Malheureusement, à l’heure actuelle, avec un développement de la situation sanitaire particulièrement désastreux et des confinements à n’en plus finir, la crise de la Covid ne rend pas la vie facile aux chercheurs libanais. Leurs laboratoires fermés, les scientifiques autochtones sont forcés de passer au système D : travaux de bibliographie, calculs, analyses et interprétations, tout se réalise chez soi afin de préparer le retour à la paillasse. « Si la Covid-19 m’a donné une leçon, c’est bien celle d’apprécier chaque moment et jusqu’aux moindres détails : saluer un proche, marcher dans la rue, aller au travail, se réunir en famille… », confie la chercheuse humblement. Avec l’ampleur mondiale qu’a prise la crise sanitaire, la jeune scientifique et les thésardes de son équipe n’ont pas hésité à se pencher sur la question du virus qui attaque l’humanité et à lancer des recherches sur des inhibiteurs des protéines clefs du SARS-Cov-2 (Severe Acute Respiratory Syndrome Coronavirus 2) qui est à l’origine de la pandémie de la Covid-19. Militante comme elle est, Hobaika table aussi ses efforts sur les causes environnementales, surtout depuis 2014, avec une autre thématique de recherche : la valorisation des déchets et des coproduits agroindustriels. Elle intègre alors au sein de la FS une équipe de chercheurs s’intéressant à ce sujet pour se charger du volet « valorisation des déchets en énergie » (waste to energy technology), plus précisément la digestion anaérobie (sans présence de l’air) ou méthanisation qui permet la production de méthane à partir de déchets organiques.
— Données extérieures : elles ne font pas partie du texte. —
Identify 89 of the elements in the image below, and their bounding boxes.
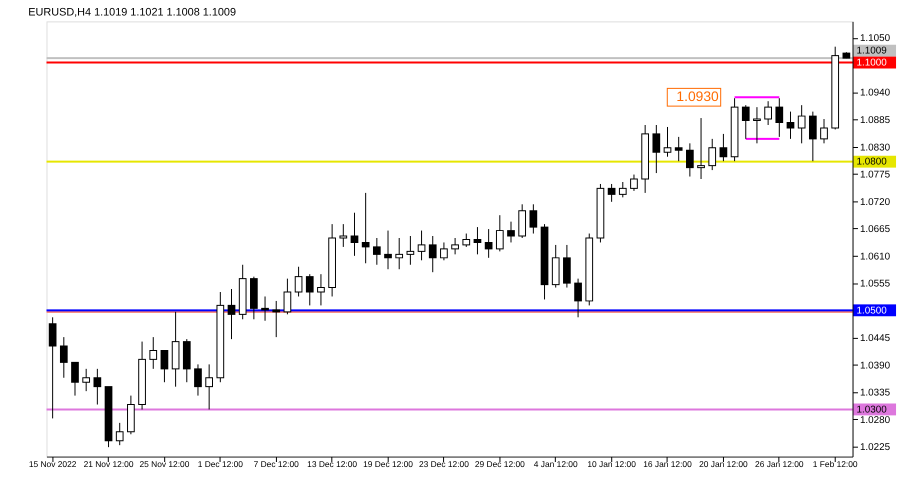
candlestick [317, 274, 325, 306]
candlestick [428, 236, 437, 273]
x-tick-label: 13 Dec 12:00 [307, 458, 358, 469]
candlestick [272, 300, 280, 338]
candlestick [664, 126, 672, 158]
y-tick-label: 1.0225 [860, 442, 891, 454]
y-tick-label: 1.0390 [860, 360, 891, 372]
x-tick-label: 21 Nov 12:00 [84, 458, 134, 469]
y-tick-label: 1.0610 [860, 251, 891, 262]
y-tick-label: 1.0555 [860, 278, 891, 290]
x-tick-label: 16 Jan 12:00 [643, 458, 692, 469]
ref-line-label: 1.0300 [856, 404, 888, 416]
candlestick [753, 106, 761, 144]
candlestick [462, 233, 470, 248]
candlestick [674, 136, 683, 162]
candlestick [652, 124, 660, 174]
y-tick-label: 1.0775 [860, 170, 891, 181]
candlestick [474, 226, 482, 255]
candlestick [194, 364, 202, 396]
candlestick [820, 118, 828, 144]
candlestick [93, 368, 102, 406]
candlestick [48, 316, 56, 419]
candlestick [82, 368, 90, 392]
candlestick [149, 336, 158, 370]
y-tick-label: 1.0830 [860, 142, 891, 154]
y-tick-label: 1.1050 [860, 33, 891, 44]
candlestick [160, 350, 168, 383]
y-tick-label: 1.0665 [860, 224, 891, 236]
candlestick [284, 278, 292, 315]
candlestick [406, 236, 414, 266]
candlestick [372, 237, 381, 266]
candlestick [395, 237, 404, 270]
x-tick-label: 1 Feb 12:00 [812, 458, 858, 469]
x-tick-label: 19 Dec 12:00 [363, 458, 414, 469]
candlestick [261, 296, 269, 322]
candlestick [786, 111, 794, 140]
ref-line-label: 1.1009 [856, 46, 888, 57]
x-tick-label: 20 Jan 12:00 [699, 458, 748, 469]
candlestick [720, 133, 728, 162]
candlestick [350, 212, 358, 256]
annotation: 1.0930 [676, 88, 720, 104]
candlestick [574, 278, 582, 318]
y-tick-label: 1.0280 [860, 414, 891, 426]
candlestick [808, 111, 817, 162]
x-tick-label: 7 Dec 12:00 [254, 458, 300, 469]
candlestick [294, 266, 302, 297]
candlestick [608, 183, 616, 202]
candlestick [362, 192, 370, 264]
candlestick [507, 221, 515, 243]
candlestick [418, 230, 426, 261]
candlestick [440, 242, 448, 261]
candlestick [697, 118, 705, 180]
candlestick [630, 174, 638, 192]
candlestick [798, 104, 806, 144]
candlestick [384, 230, 392, 270]
y-tick-label: 1.0885 [860, 115, 891, 126]
ref-line-label: 1.0800 [856, 156, 888, 168]
y-tick-label: 1.0445 [860, 333, 891, 344]
candlestick [496, 214, 504, 252]
y-tick-label: 1.0940 [860, 88, 891, 99]
x-tick-label: 29 Dec 12:00 [474, 458, 526, 469]
candlestick [686, 142, 694, 178]
chart-title: EURUSD,H4 1.1019 1.1021 1.1008 1.1009 [28, 6, 236, 18]
y-tick-label: 1.0720 [860, 196, 891, 208]
candlestick [60, 336, 68, 378]
candlestick [228, 288, 236, 340]
x-tick-label: 25 Nov 12:00 [139, 458, 190, 469]
x-tick-label: 26 Jan 12:00 [755, 458, 804, 469]
candlestick [618, 181, 627, 198]
x-tick-label: 15 Nov 2022 [28, 458, 77, 469]
candlestick [742, 104, 750, 140]
candlestick [708, 138, 716, 171]
candlestick [71, 362, 79, 396]
candlestick [775, 98, 784, 138]
ref-line-label: 1.1000 [856, 58, 888, 69]
candlestick [205, 364, 213, 410]
ref-line-label: 1.0500 [856, 305, 888, 316]
candlestick [306, 274, 314, 306]
x-tick-label: 10 Jan 12:00 [587, 458, 636, 469]
candlestick [764, 100, 772, 126]
candlestick [530, 204, 538, 234]
x-tick-label: 1 Dec 12:00 [198, 458, 244, 469]
x-tick-label: 23 Dec 12:00 [418, 458, 470, 469]
candlestick [451, 237, 459, 255]
x-tick-label: 4 Jan 12:00 [534, 458, 578, 469]
candlestick [116, 422, 124, 446]
y-tick-label: 1.0335 [860, 388, 891, 399]
candlestick [339, 224, 348, 248]
candlestick [484, 228, 492, 258]
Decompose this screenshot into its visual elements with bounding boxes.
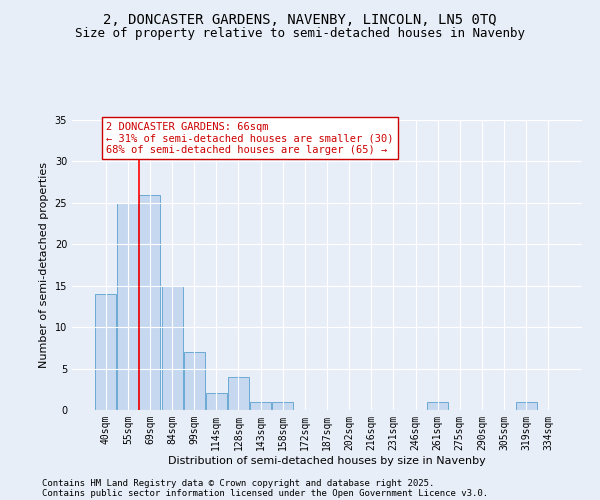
Bar [118, 203, 139, 410]
Bar [250, 402, 271, 410]
Text: Size of property relative to semi-detached houses in Navenby: Size of property relative to semi-detach… [75, 28, 525, 40]
Bar [161, 286, 182, 410]
Bar [515, 402, 536, 410]
Y-axis label: Number of semi-detached properties: Number of semi-detached properties [39, 162, 49, 368]
Bar [95, 294, 116, 410]
Bar [184, 352, 205, 410]
Bar [427, 402, 448, 410]
Bar [272, 402, 293, 410]
Bar [228, 377, 249, 410]
X-axis label: Distribution of semi-detached houses by size in Navenby: Distribution of semi-detached houses by … [168, 456, 486, 466]
Text: Contains public sector information licensed under the Open Government Licence v3: Contains public sector information licen… [42, 488, 488, 498]
Text: Contains HM Land Registry data © Crown copyright and database right 2025.: Contains HM Land Registry data © Crown c… [42, 478, 434, 488]
Bar [206, 394, 227, 410]
Text: 2 DONCASTER GARDENS: 66sqm
← 31% of semi-detached houses are smaller (30)
68% of: 2 DONCASTER GARDENS: 66sqm ← 31% of semi… [106, 122, 394, 155]
Bar [139, 194, 160, 410]
Text: 2, DONCASTER GARDENS, NAVENBY, LINCOLN, LN5 0TQ: 2, DONCASTER GARDENS, NAVENBY, LINCOLN, … [103, 12, 497, 26]
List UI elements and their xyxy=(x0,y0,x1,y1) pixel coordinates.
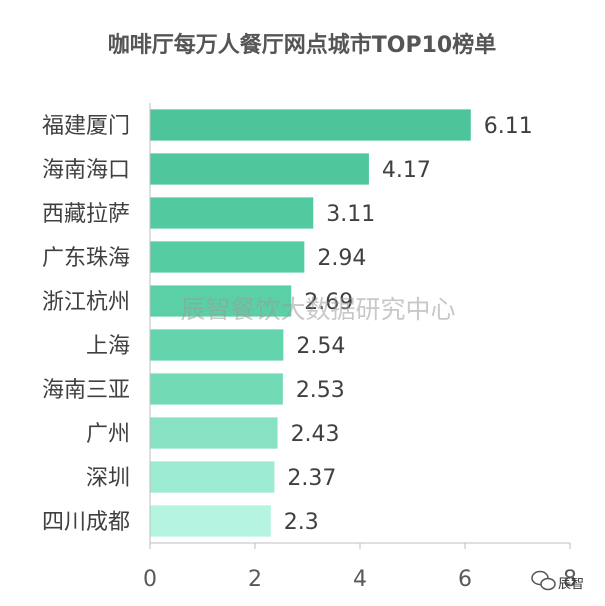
data-label: 3.11 xyxy=(326,202,375,227)
bar xyxy=(150,461,275,493)
logo-text: 辰智 xyxy=(558,577,584,592)
category-label: 海南三亚 xyxy=(42,378,130,403)
category-label: 广州 xyxy=(86,422,130,447)
x-tick-label: 4 xyxy=(353,567,367,592)
data-label: 4.17 xyxy=(382,158,431,183)
category-label: 深圳 xyxy=(86,466,130,491)
bar xyxy=(150,197,314,229)
bar xyxy=(150,329,284,361)
wechat-icon xyxy=(531,570,556,591)
data-label: 2.37 xyxy=(287,466,336,491)
bar xyxy=(150,505,271,537)
data-label: 2.3 xyxy=(284,510,319,535)
category-label: 四川成都 xyxy=(42,510,130,535)
data-label: 2.43 xyxy=(291,422,340,447)
watermark-text: 辰智餐饮大数据研究中心 xyxy=(180,295,455,324)
x-tick-label: 6 xyxy=(458,567,472,592)
plot-area: 福建厦门 6.11 海南海口 4.17 西藏拉萨 3.11 广东珠海 2.94 浙江杭州 2.69… xyxy=(42,103,577,592)
x-tick-label: 8 xyxy=(563,567,577,592)
category-label: 西藏拉萨 xyxy=(42,202,130,227)
category-label: 浙江杭州 xyxy=(42,290,130,315)
data-label: 2.69 xyxy=(304,290,353,315)
x-tick-label: 0 xyxy=(143,567,157,592)
bar xyxy=(150,417,278,449)
category-label: 海南海口 xyxy=(42,158,130,183)
wechat-logo: 辰智 xyxy=(531,570,584,592)
bar xyxy=(150,241,305,273)
bar xyxy=(150,109,471,141)
bar xyxy=(150,373,283,405)
data-label: 2.53 xyxy=(296,378,345,403)
bar xyxy=(150,285,292,317)
data-label: 6.11 xyxy=(484,114,533,139)
chart-title: 咖啡厅每万人餐厅网点城市TOP10榜单 xyxy=(108,32,496,58)
data-label: 2.94 xyxy=(317,246,366,271)
category-label: 广东珠海 xyxy=(42,246,130,271)
category-label: 福建厦门 xyxy=(42,114,130,139)
bar xyxy=(150,153,369,185)
x-tick-label: 2 xyxy=(248,567,262,592)
category-label: 上海 xyxy=(86,334,130,359)
data-label: 2.54 xyxy=(296,334,345,359)
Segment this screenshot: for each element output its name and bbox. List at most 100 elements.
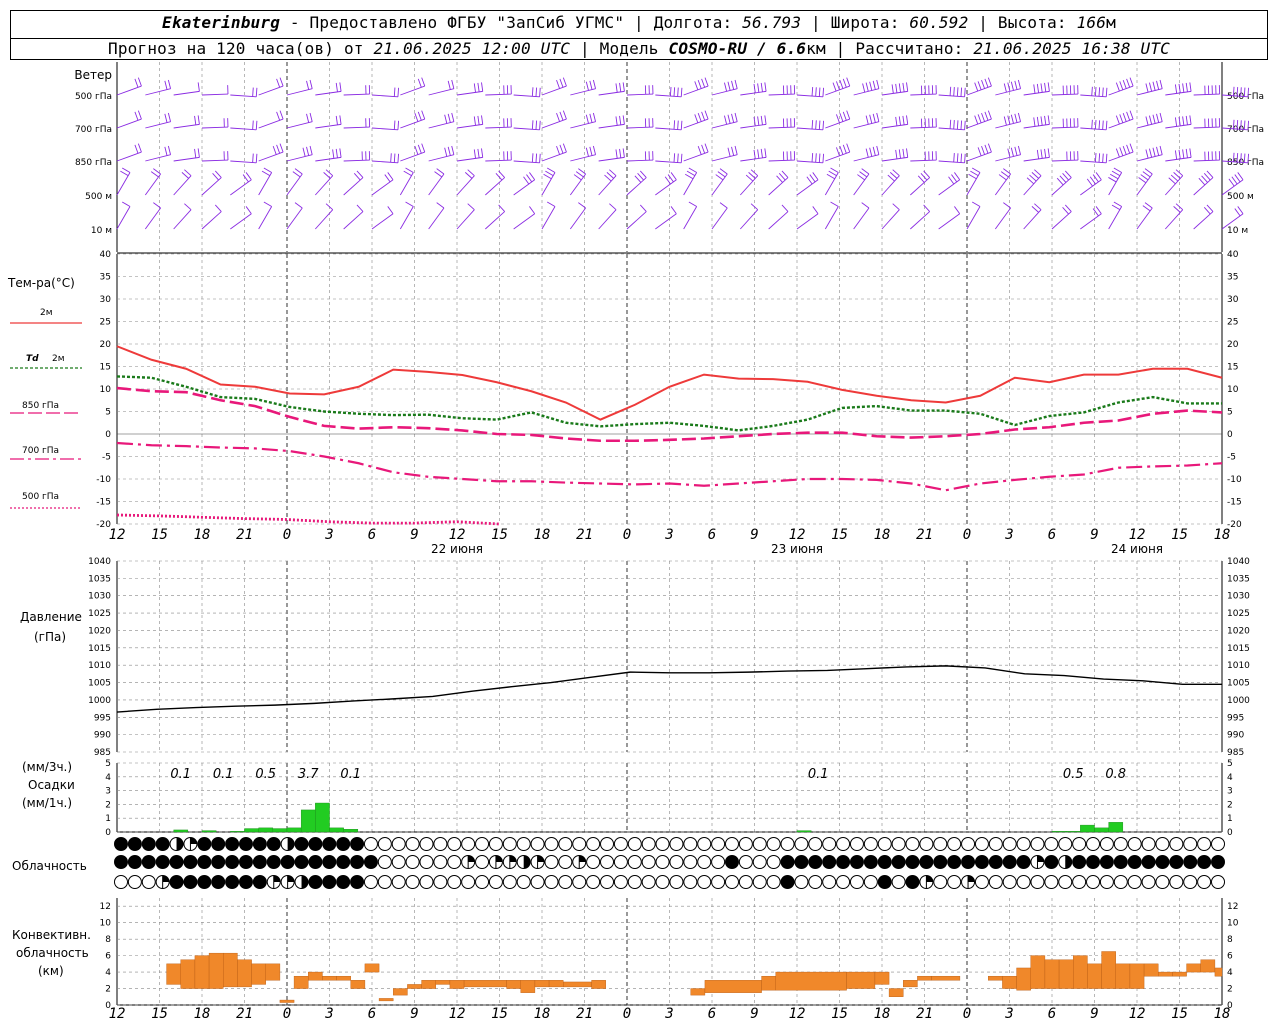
wind-barb-feather	[836, 114, 840, 123]
conv-ytick-right: 0	[1227, 1001, 1233, 1011]
wind-barb	[399, 201, 414, 230]
precip-title-c: (мм/1ч.)	[22, 796, 72, 810]
cloudiness-panel	[114, 837, 1225, 889]
cloud-circle	[419, 875, 434, 889]
cloud-cover-symbol	[558, 837, 573, 851]
wind-barb-feather	[473, 149, 476, 159]
wind-barb-staff	[201, 159, 228, 162]
wind-barb-staff	[966, 85, 992, 96]
wind-barb-feather	[447, 146, 451, 156]
lon-value: 56.793	[742, 13, 802, 32]
cloud-circle	[738, 875, 753, 889]
wind-barb	[173, 169, 192, 196]
cloud-circle	[1030, 875, 1045, 889]
wind-barb	[683, 201, 698, 230]
wind-barb	[1051, 118, 1079, 129]
wind-barb-feather	[1126, 78, 1131, 88]
wind-barb-feather	[526, 174, 533, 183]
wind-barb-staff	[881, 123, 908, 129]
wind-barb-feather	[451, 112, 455, 122]
wind-barb	[314, 203, 334, 230]
conv-ytick-right: 10	[1227, 919, 1239, 929]
wind-barb	[1164, 169, 1184, 196]
precip-3h-label: 0.1	[808, 767, 829, 782]
cloud-cover-symbol	[1169, 837, 1184, 851]
cloud-cover-symbol	[336, 855, 351, 869]
cloud-cover-symbol	[724, 855, 739, 869]
wind-barb-staff	[768, 93, 795, 96]
wind-barb-feather	[869, 81, 873, 91]
model-label: Модель	[599, 39, 659, 58]
wind-barb-feather	[1003, 202, 1011, 209]
wind-barb	[966, 143, 992, 162]
temp-ytick-left: 35	[100, 273, 111, 283]
wind-barb	[201, 118, 229, 129]
wind-barb-feather	[1102, 87, 1104, 97]
conv-bar	[308, 971, 323, 981]
cloud-circle	[641, 837, 656, 851]
wind-barb-staff	[485, 211, 505, 230]
pressure-ytick-left: 1035	[88, 574, 111, 584]
lat-value: 60.592	[909, 13, 969, 32]
wind-barb	[485, 170, 505, 196]
wind-barb-staff	[201, 211, 222, 230]
cloud-cover-symbol	[1030, 837, 1045, 851]
cloud-circle	[891, 875, 906, 889]
cloud-cover-symbol	[988, 875, 1003, 889]
precip-3h-label: 0.5	[1063, 767, 1084, 782]
wind-barb-feather	[670, 172, 677, 180]
cloud-circle	[1113, 837, 1128, 851]
wind-barb-feather	[977, 114, 982, 123]
wind-barb-staff	[513, 179, 535, 196]
header-dash: -	[280, 13, 310, 32]
wind-barb-staff	[343, 126, 370, 129]
cloud-circle	[377, 855, 392, 869]
wind-barb-feather	[1129, 110, 1134, 120]
wind-barb	[116, 143, 142, 162]
cloud-circle	[363, 855, 378, 869]
conv-bar	[1073, 955, 1088, 989]
cloud-circle	[1030, 837, 1045, 851]
cloud-cover-symbol	[377, 875, 392, 889]
wind-barb-feather	[1243, 120, 1246, 130]
precip-3h-label: 0.1	[340, 767, 361, 782]
conv-title-c: (км)	[38, 964, 64, 978]
cloud-circle	[530, 875, 545, 889]
wind-barb-feather	[984, 111, 989, 121]
wind-barb-feather	[1174, 150, 1178, 160]
cloud-cover-symbol	[1044, 875, 1059, 889]
cloud-quarter-fill	[509, 855, 517, 862]
wind-barb-feather	[434, 171, 443, 178]
wind-barb-feather	[839, 145, 844, 155]
cloud-cover-symbol	[1113, 855, 1128, 869]
wind-barb	[485, 204, 505, 230]
pressure-ytick-left: 995	[94, 713, 111, 723]
cloud-cover-symbol	[697, 855, 712, 869]
cloud-circle	[141, 875, 156, 889]
wind-barb	[1165, 82, 1192, 96]
wind-barb	[938, 153, 966, 164]
cloud-circle	[974, 855, 989, 869]
forecast-header: Ekaterinburg - Предоставлено ФГБУ "ЗапСи…	[10, 10, 1268, 60]
wind-barb-feather	[715, 174, 724, 181]
wind-barb-staff	[683, 172, 698, 196]
cloud-cover-symbol	[447, 837, 462, 851]
header-row-forecast: Прогноз на 120 часа(ов) от 21.06.2025 12…	[11, 38, 1267, 62]
wind-barb-staff	[1164, 209, 1184, 230]
cloud-cover-symbol	[613, 875, 628, 889]
wind-barb-feather	[279, 143, 284, 153]
wind-barb-feather	[701, 78, 706, 88]
cloud-cover-symbol	[197, 855, 212, 869]
wind-barb-feather	[953, 153, 955, 163]
cloud-circle	[461, 837, 476, 851]
wind-barb-staff	[626, 177, 647, 196]
wind-barb-staff	[1108, 85, 1134, 96]
wind-barb	[116, 201, 131, 230]
wind-barb-feather	[390, 153, 392, 163]
wind-barb-feather	[892, 203, 900, 211]
cloud-circle	[1169, 855, 1184, 869]
wind-barb-feather	[987, 143, 992, 153]
wind-barb-feather	[1129, 143, 1134, 153]
wind-barb-feather	[339, 148, 342, 158]
wind-barb-feather	[998, 174, 1007, 181]
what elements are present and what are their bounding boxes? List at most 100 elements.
Une chercheuse très humaniste et une citoyenne modèle
Combinant ainsi ses capacités de chercheuse et son caractère humaniste dont les scouts lui ont fait héritage, Zeina Hobaika met l’Homme au centre de son intérêt et, pour ce faire, elle ajoute à son portfolio un diplôme exécutif en Gestion et conduite de projets stratégiques de Sciences Po à Paris. « L’Homme est étroitement lié à la nature et à l’autre. Ainsi, j’essaye toujours de pousser les autres à se mobiliser pour des causes humaines, sociales, culturelles ou environnementales ! », affirme-t-elle. Très patriotique, la citoyenne essaye toujours de mettre son travail et ses capacités au service de sa patrie aussi bien au niveau social que politique ou même économique. Elle travaille notamment sur le développement d’une alternative aux crises des déchets et de l’électricité, en mettant en place une unité de digestion anaérobie au sein de la Bekaa afin de produire de l’électricité ou du chauffage à partir du biométhane et du compost pour les agriculteurs. « Le projet est en cours, nous cherchons à réaliser une étude de faisabilité du projet en vue de le mettre en vigueur ! », s’enthousiaste-t-elle. Pour finir sur une note positive, Zeina Hobaika conseille aux jeunes libanais de ne pas baisser les bras et de profiter de leurs ressources humaines et de leurs talents pour construire le Liban de demain auquel ils aspirent.